Sorption of Palladium(II) from Aqueous Solution Using Diphenylthiocarbazone Immobilized onto Kieselguhr

Abstract

AbstractKieselguhr was immobilized with diphenylthiocarbazone (dithizone) and utilized as a new sorbent to extract palladium ions from an aqueous solution. The physicochemical features of the immobilized kieselguhr (K–Dz) were specified by Fourier transform infrared spectroscopy, scanning electron microscopy, energy dispersive X-ray spectroscopy and thermogravimetric analysis–differential thermal analysis. The average crystal size of the prepared material was found to be 24.41 nm. The sorption potential of the immobilized kieselguhr for the extraction of Pd(II) and La(III) in a batch mode was studied. The effects of pH, shaking time as well as the initial concentration of metals have been examined. The results demonstrate that the optimum pH was found to be 4.5 and the equilibrium was attained within 15.0 min. The adsorption kinetics and equilibrium data were well described by the pseudo-second-order kinetic model and Sips isothermal model with a maximum sorption capacity of 20.3 (mg/g).
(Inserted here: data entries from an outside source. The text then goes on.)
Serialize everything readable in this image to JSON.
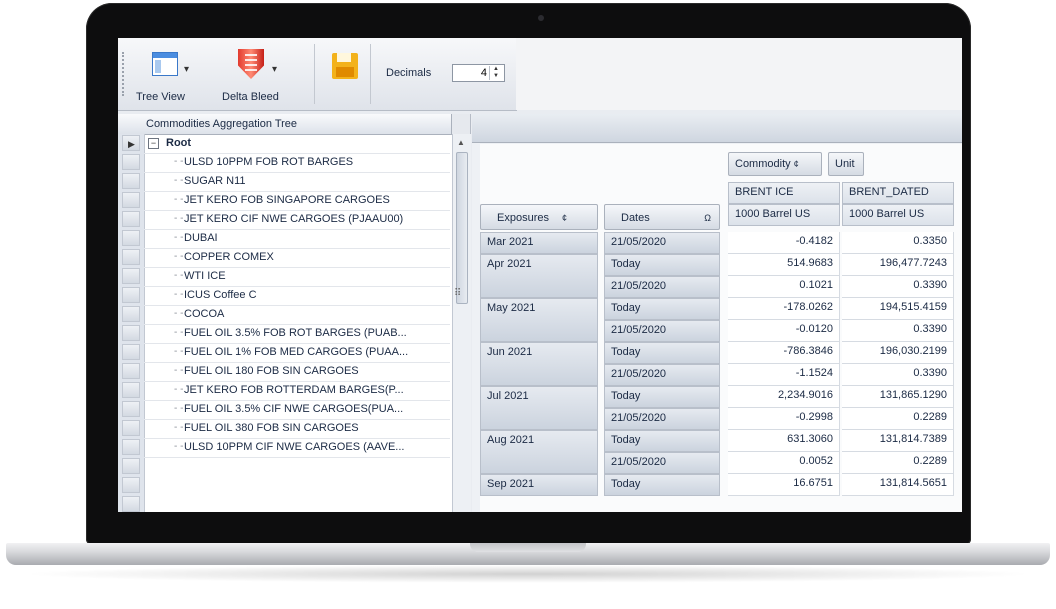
{
  "toolbar": {
    "tree_view_label": "Tree View",
    "delta_bleed_label": "Delta Bleed",
    "decimals_label": "Decimals",
    "decimals_value": "4"
  },
  "tree": {
    "header": "Commodities Aggregation Tree",
    "root": "Root",
    "items": [
      "ULSD 10PPM FOB ROT BARGES",
      "SUGAR N11",
      "JET KERO FOB SINGAPORE CARGOES",
      "JET KERO CIF NWE CARGOES (PJAAU00)",
      "DUBAI",
      "COPPER COMEX",
      "WTI ICE",
      "ICUS Coffee C",
      "COCOA",
      "FUEL OIL 3.5% FOB ROT BARGES (PUAB...",
      "FUEL OIL 1% FOB MED CARGOES (PUAA...",
      "FUEL OIL 180 FOB SIN CARGOES",
      "JET KERO FOB ROTTERDAM BARGES(P...",
      "FUEL OIL 3.5% CIF NWE CARGOES(PUA...",
      "FUEL OIL 380 FOB SIN CARGOES",
      "ULSD 10PPM CIF NWE CARGOES (AAVE..."
    ]
  },
  "pivot": {
    "commodity_field": "Commodity",
    "unit_field": "Unit",
    "exposures_field": "Exposures",
    "dates_field": "Dates",
    "columns": [
      {
        "commodity": "BRENT ICE",
        "unit": "1000 Barrel US"
      },
      {
        "commodity": "BRENT_DATED",
        "unit": "1000 Barrel US"
      }
    ],
    "rows": [
      {
        "month": "Mar 2021",
        "date": "21/05/2020",
        "v1": "-0.4182",
        "v2": "0.3350"
      },
      {
        "month": "Apr 2021",
        "date": "Today",
        "v1": "514.9683",
        "v2": "196,477.7243"
      },
      {
        "month": "",
        "date": "21/05/2020",
        "v1": "0.1021",
        "v2": "0.3390"
      },
      {
        "month": "May 2021",
        "date": "Today",
        "v1": "-178.0262",
        "v2": "194,515.4159"
      },
      {
        "month": "",
        "date": "21/05/2020",
        "v1": "-0.0120",
        "v2": "0.3390"
      },
      {
        "month": "Jun 2021",
        "date": "Today",
        "v1": "-786.3846",
        "v2": "196,030.2199"
      },
      {
        "month": "",
        "date": "21/05/2020",
        "v1": "-1.1524",
        "v2": "0.3390"
      },
      {
        "month": "Jul 2021",
        "date": "Today",
        "v1": "2,234.9016",
        "v2": "131,865.1290"
      },
      {
        "month": "",
        "date": "21/05/2020",
        "v1": "-0.2998",
        "v2": "0.2289"
      },
      {
        "month": "Aug 2021",
        "date": "Today",
        "v1": "631.3060",
        "v2": "131,814.7389"
      },
      {
        "month": "",
        "date": "21/05/2020",
        "v1": "0.0052",
        "v2": "0.2289"
      },
      {
        "month": "Sep 2021",
        "date": "Today",
        "v1": "16.6751",
        "v2": "131,814.5651"
      }
    ]
  }
}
Thermodynamic parameters of the studied metal ions show that the process is spontaneous and endothermic in nature. The desorption process of Pd(II) was highly managed using acidified thiourea giving a desorption percent of approximately 80.0%. The separation possibility of Pd(II) from some metal ions such as La(III) was achieved successfully. The developed (K–Dz) composite method was applied for the recovery and separation of Pd(II) and other metal ions from a simulated automotive catalyst leachate solution. The results indicated that the (K–Dz) composite has a good reusability potential.